Геллена не успевает даже рот открыть, когда тётушка прибавляет:
— Ты помнишь свою мать, милая? Хоть немного?
Лицо Геллены омрачается. Чувства её смешались: она зла на Ивену за то, что та плохо говорит о Лореасе, но вместе с тем ей стыдно. Она почти не помнит родную мать. Только тёплые руки, мягкие колени, ленту в волосах, передник, пахнущий хлебом…
— Да, я помню, — послушно отвечает она. — Но…
— Ведь ты скучаешь по ней?
«Нет», — вдруг понимает Геллена и приходит в ужас: ведь это похоже на предательство — не скучать по родной матери. Неужели она настолько дрянная девчонка?
— О, конечно, — с удвоенным стыдом лжёт она. Уши горят. Она опускает лицо и не видит, как в глазах тётушки Ивены загорается и быстро гаснет странная искорка.
— Благодарите Деву за то, что ваши родители живы! — восклицает тётушка, обращаясь к остальным. — Вы не цените и не бережёте их. Подумайте о судьбе сирот! Что будет с вами, если ваши отцы и матери уйдут в Явь?
Девочки смиренно молчат, потупив глаза. Иные изо всех сил строят из себя примерных детей, иные — недостаточно искусны в притворстве. Вероятно, только начитанная Геллена знает слово «ханжа», но подругам, судя по выражениям их лиц, и без того хватает ругательных слов.
Тётушка расцветает в улыбке.
— Угощайся, милая Гелле, — она подвигает к ней чашку, кладёт на тарелочку пирожок, — угощайся и отдохни немного, ведь дома тебе не приходится отдыхать. Только труд и заботы. О, как быстро кончается детство сирот!

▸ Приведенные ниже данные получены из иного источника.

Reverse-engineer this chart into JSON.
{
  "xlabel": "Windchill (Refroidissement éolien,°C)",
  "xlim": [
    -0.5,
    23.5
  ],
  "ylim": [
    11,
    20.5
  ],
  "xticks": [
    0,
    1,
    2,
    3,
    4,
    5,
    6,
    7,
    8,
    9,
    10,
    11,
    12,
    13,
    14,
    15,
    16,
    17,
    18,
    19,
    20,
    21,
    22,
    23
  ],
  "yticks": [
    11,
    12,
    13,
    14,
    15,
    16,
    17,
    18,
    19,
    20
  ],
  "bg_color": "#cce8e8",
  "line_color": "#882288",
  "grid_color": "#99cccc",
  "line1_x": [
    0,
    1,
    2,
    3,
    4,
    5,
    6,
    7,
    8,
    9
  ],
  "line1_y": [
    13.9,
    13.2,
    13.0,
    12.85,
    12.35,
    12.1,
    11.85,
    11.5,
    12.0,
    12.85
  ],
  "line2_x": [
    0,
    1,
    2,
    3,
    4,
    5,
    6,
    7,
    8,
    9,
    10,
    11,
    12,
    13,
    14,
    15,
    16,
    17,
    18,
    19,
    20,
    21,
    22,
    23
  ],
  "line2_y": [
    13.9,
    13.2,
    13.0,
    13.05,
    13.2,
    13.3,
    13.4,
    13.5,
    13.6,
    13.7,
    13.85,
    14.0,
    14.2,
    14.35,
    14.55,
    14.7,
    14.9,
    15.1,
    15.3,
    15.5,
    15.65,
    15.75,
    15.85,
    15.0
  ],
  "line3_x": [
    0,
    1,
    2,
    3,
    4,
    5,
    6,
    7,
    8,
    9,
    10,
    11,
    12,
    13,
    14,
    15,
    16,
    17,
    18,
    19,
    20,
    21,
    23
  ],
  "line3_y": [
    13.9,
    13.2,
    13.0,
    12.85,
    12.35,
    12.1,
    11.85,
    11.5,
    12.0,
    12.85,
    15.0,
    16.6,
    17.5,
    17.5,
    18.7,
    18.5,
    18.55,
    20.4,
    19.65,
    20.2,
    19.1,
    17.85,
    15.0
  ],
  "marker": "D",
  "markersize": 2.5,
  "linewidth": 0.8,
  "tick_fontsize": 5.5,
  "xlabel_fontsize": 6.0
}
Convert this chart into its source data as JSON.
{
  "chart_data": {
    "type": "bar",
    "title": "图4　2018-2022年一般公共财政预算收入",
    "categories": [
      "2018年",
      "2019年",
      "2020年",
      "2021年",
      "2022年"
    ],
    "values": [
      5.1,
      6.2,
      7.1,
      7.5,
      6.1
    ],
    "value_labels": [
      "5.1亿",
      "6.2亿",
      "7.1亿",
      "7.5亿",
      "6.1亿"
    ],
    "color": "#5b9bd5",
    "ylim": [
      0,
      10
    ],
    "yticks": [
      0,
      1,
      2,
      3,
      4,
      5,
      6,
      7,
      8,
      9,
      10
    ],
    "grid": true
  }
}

От такой очевидной лжи у Геллены глаза лезут на лоб. Она теряет дар речи. Заботы? Да она не помнит, когда в последний раз делала то, что ей не нравится. А если ей нравится чистить медь, шить или ухаживать за садом, так что с того? И никому в их семье не приходится надрываться. Почти всю тяжёлую работу сёстры могут спеть.
Ей не хочется прикасаться к снеди, приготовленной тётушкой. Вежливость всё ещё пересиливает, и Геллена одними губами произносит:
— Спасибо.
— Будьте добры с милой Гелле, — обращается тётушка к её подругам, — видите, она почти расплакалась. Да, тяжела жизнь в доме мачехи!

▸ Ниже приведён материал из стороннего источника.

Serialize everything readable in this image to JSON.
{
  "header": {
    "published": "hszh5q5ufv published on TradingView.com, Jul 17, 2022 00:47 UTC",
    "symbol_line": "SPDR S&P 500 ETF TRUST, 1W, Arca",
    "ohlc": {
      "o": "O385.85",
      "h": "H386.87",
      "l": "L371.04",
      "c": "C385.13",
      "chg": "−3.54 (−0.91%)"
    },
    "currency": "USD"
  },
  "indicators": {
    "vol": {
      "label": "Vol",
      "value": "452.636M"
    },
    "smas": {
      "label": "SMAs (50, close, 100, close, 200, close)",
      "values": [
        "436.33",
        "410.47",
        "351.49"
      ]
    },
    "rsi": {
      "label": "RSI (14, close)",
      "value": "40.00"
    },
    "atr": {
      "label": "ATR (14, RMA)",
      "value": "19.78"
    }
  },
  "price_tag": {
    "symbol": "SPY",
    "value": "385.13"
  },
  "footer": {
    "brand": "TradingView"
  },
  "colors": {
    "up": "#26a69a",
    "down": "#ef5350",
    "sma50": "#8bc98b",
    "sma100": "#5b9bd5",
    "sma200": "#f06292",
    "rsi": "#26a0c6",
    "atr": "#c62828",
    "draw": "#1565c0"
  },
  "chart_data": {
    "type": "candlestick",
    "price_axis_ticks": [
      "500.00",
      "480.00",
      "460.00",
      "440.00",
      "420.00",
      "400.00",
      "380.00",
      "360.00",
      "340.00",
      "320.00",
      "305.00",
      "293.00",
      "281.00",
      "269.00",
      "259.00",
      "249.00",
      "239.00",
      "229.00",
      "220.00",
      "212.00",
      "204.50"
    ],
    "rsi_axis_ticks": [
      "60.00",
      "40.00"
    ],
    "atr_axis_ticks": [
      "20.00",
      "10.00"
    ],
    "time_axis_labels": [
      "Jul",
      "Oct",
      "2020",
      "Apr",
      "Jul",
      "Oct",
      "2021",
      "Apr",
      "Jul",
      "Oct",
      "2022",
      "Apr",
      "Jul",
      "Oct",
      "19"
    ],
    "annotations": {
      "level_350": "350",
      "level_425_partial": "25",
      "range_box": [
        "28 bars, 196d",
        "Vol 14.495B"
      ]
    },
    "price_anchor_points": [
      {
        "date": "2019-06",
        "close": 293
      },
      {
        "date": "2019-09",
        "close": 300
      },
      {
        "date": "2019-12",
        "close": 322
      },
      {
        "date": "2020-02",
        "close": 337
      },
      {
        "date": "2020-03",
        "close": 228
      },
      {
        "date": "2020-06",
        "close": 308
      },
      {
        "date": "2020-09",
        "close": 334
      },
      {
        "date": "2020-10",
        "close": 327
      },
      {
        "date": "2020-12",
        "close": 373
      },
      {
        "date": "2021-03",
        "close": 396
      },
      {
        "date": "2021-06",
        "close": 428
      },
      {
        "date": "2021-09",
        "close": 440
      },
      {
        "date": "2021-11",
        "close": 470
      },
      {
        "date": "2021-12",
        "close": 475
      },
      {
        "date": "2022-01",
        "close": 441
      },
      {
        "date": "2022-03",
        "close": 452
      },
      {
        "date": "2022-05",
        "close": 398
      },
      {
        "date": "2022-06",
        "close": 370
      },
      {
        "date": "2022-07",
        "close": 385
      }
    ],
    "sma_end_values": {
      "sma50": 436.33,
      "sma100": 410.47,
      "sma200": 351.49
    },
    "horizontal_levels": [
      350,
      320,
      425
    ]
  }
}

Больше всего Геллена хочет отвесить тётушке пинка. Повыдрать её прилизанные косы. Из последних сил держа себя в руках, она сидит, вытянувшись, будто проглотила аршин, и вымученно улыбается.
Но всё же ей только тринадцать лет, и она не может мириться с несправедливостью. Спустя полчаса, столкнувшись с тётушкой в коридоре, Геллена горячечно выпаливает:
— Это неправда!
Тонкие брови тётушки Ивены ползут на лоб.

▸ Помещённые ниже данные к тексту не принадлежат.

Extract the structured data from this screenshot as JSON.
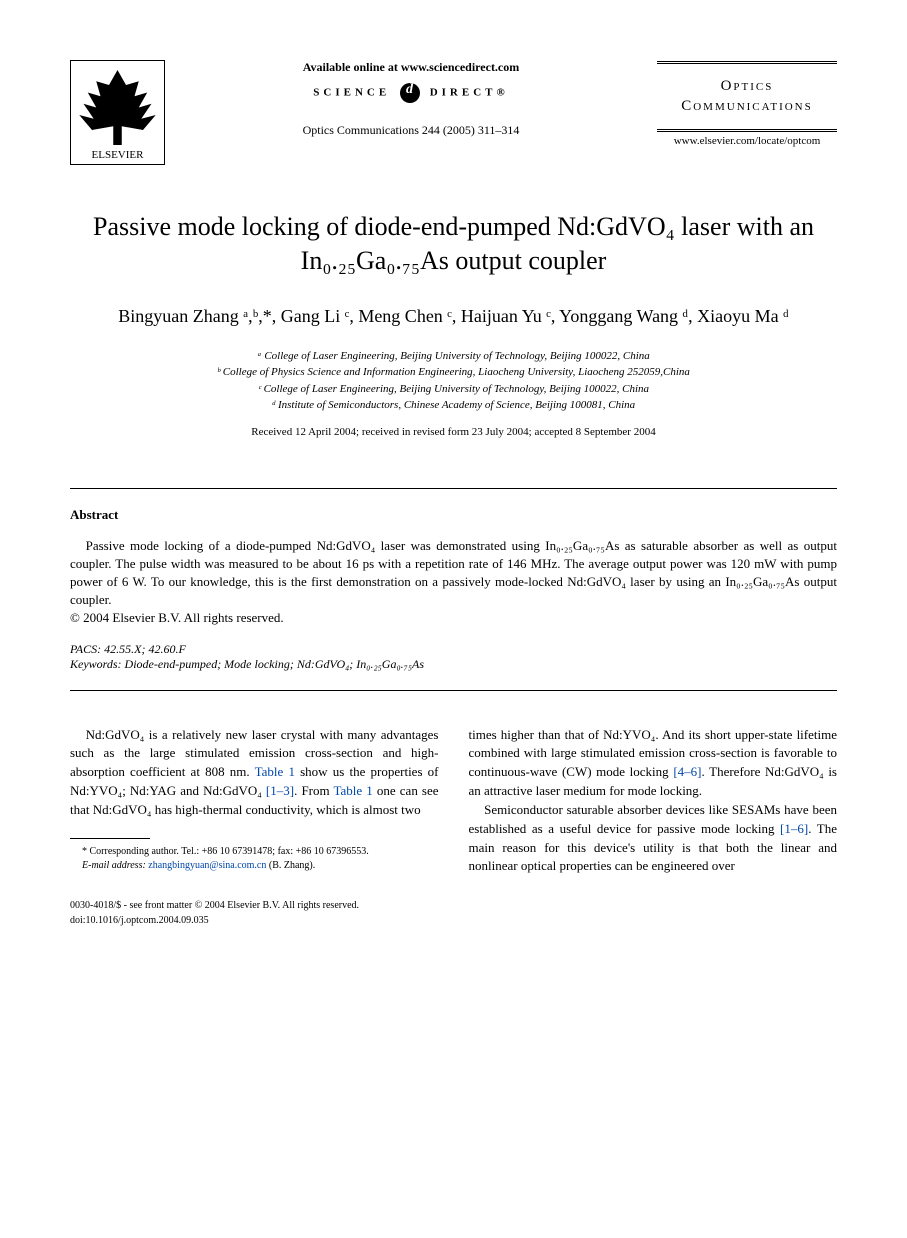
{
  "header": {
    "publisher": "ELSEVIER",
    "available": "Available online at www.sciencedirect.com",
    "science_direct": "SCIENCE",
    "science_direct2": "DIRECT®",
    "journal_ref": "Optics Communications 244 (2005) 311–314",
    "journal_name_1": "Optics",
    "journal_name_2": "Communications",
    "journal_url": "www.elsevier.com/locate/optcom"
  },
  "title": "Passive mode locking of diode-end-pumped Nd:GdVO₄ laser with an In₀.₂₅Ga₀.₇₅As output coupler",
  "authors": "Bingyuan Zhang ᵃ,ᵇ,*, Gang Li ᶜ, Meng Chen ᶜ, Haijuan Yu ᶜ, Yonggang Wang ᵈ, Xiaoyu Ma ᵈ",
  "affiliations": {
    "a": "ᵃ College of Laser Engineering, Beijing University of Technology, Beijing 100022, China",
    "b": "ᵇ College of Physics Science and Information Engineering, Liaocheng University, Liaocheng 252059,China",
    "c": "ᶜ College of Laser Engineering, Beijing University of Technology, Beijing 100022, China",
    "d": "ᵈ Institute of Semiconductors, Chinese Academy of Science, Beijing 100081, China"
  },
  "dates": "Received 12 April 2004; received in revised form 23 July 2004; accepted 8 September 2004",
  "abstract": {
    "heading": "Abstract",
    "text": "Passive mode locking of a diode-pumped Nd:GdVO₄ laser was demonstrated using In₀.₂₅Ga₀.₇₅As as saturable absorber as well as output coupler. The pulse width was measured to be about 16 ps with a repetition rate of 146 MHz. The average output power was 120 mW with pump power of 6 W. To our knowledge, this is the first demonstration on a passively mode-locked Nd:GdVO₄ laser by using an In₀.₂₅Ga₀.₇₅As output coupler.",
    "copyright": "© 2004 Elsevier B.V. All rights reserved."
  },
  "pacs": "PACS: 42.55.X; 42.60.F",
  "keywords": "Keywords: Diode-end-pumped; Mode locking; Nd:GdVO₄; In₀.₂₅Ga₀.₇₅As",
  "body": {
    "col1_p1": "Nd:GdVO₄ is a relatively new laser crystal with many advantages such as the large stimulated emission cross-section and high-absorption coefficient at 808 nm. ",
    "col1_link1": "Table 1",
    "col1_p1b": " show us the properties of Nd:YVO₄; Nd:YAG and Nd:GdVO₄ ",
    "col1_ref1": "[1–3]",
    "col1_p1c": ". From ",
    "col1_link2": "Table 1",
    "col1_p1d": " one can see that Nd:GdVO₄ has high-thermal conductivity, which is almost two",
    "col2_p1": "times higher than that of Nd:YVO₄. And its short upper-state lifetime combined with large stimulated emission cross-section is favorable to continuous-wave (CW) mode locking ",
    "col2_ref1": "[4–6]",
    "col2_p1b": ". Therefore Nd:GdVO₄ is an attractive laser medium for mode locking.",
    "col2_p2": "Semiconductor saturable absorber devices like SESAMs have been established as a useful device for passive mode locking ",
    "col2_ref2": "[1–6]",
    "col2_p2b": ". The main reason for this device's utility is that both the linear and nonlinear optical properties can be engineered over"
  },
  "footnote": {
    "corresponding": "* Corresponding author. Tel.: +86 10 67391478; fax: +86 10 67396553.",
    "email_label": "E-mail address:",
    "email": "zhangbingyuan@sina.com.cn",
    "email_suffix": "(B. Zhang)."
  },
  "footer": {
    "line1": "0030-4018/$ - see front matter © 2004 Elsevier B.V. All rights reserved.",
    "line2": "doi:10.1016/j.optcom.2004.09.035"
  }
}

— Что… о чём ты, милое дитя?
— Вы сказали неправду о моей матери! Моей… приёмной матери! Она добрая и заботится обо мне!
— О… — округлившийся рот тётушки похож на дырку в розовом атласе лица. Геллена гневно смотрит ей в глаза, задрав подбородок, кулаки её сжаты, на щеках рдеет румянец.
— Меня вовсе не заставляют!.. — прибавляет она. — Я учусь!..
Мало-помалу она теряется под изумлённым и деланно-наивным взглядом тётушки и говорит всё тише. Тётушка смотрит на неё со снисходительным любопытством.
— Простите, — наконец нерешительно говорит Геллена. — Но я не могла промолчать.
Тётушка Ивена моргает, складывает губы в гримасу задумчивости — и вдруг улыбается.
— Тогда я тоже попрошу у тебя извинений, дорогая Гелле, — произносит она совершенно другим голосом. Слова её звучат искренне, и Геллена смущается. Может, она тоже была несправедлива к тётушке? Может, та не так плоха?
— Прости, что я так отозвалась об этой благородной женщине, — мягко говорит Ивена. — Мой жизненный опыт сыграл со мной злую шутку. Ты ведь и сама знаешь, что обычно мачехи недобры к падчерицам, особенно если у них есть свои дети.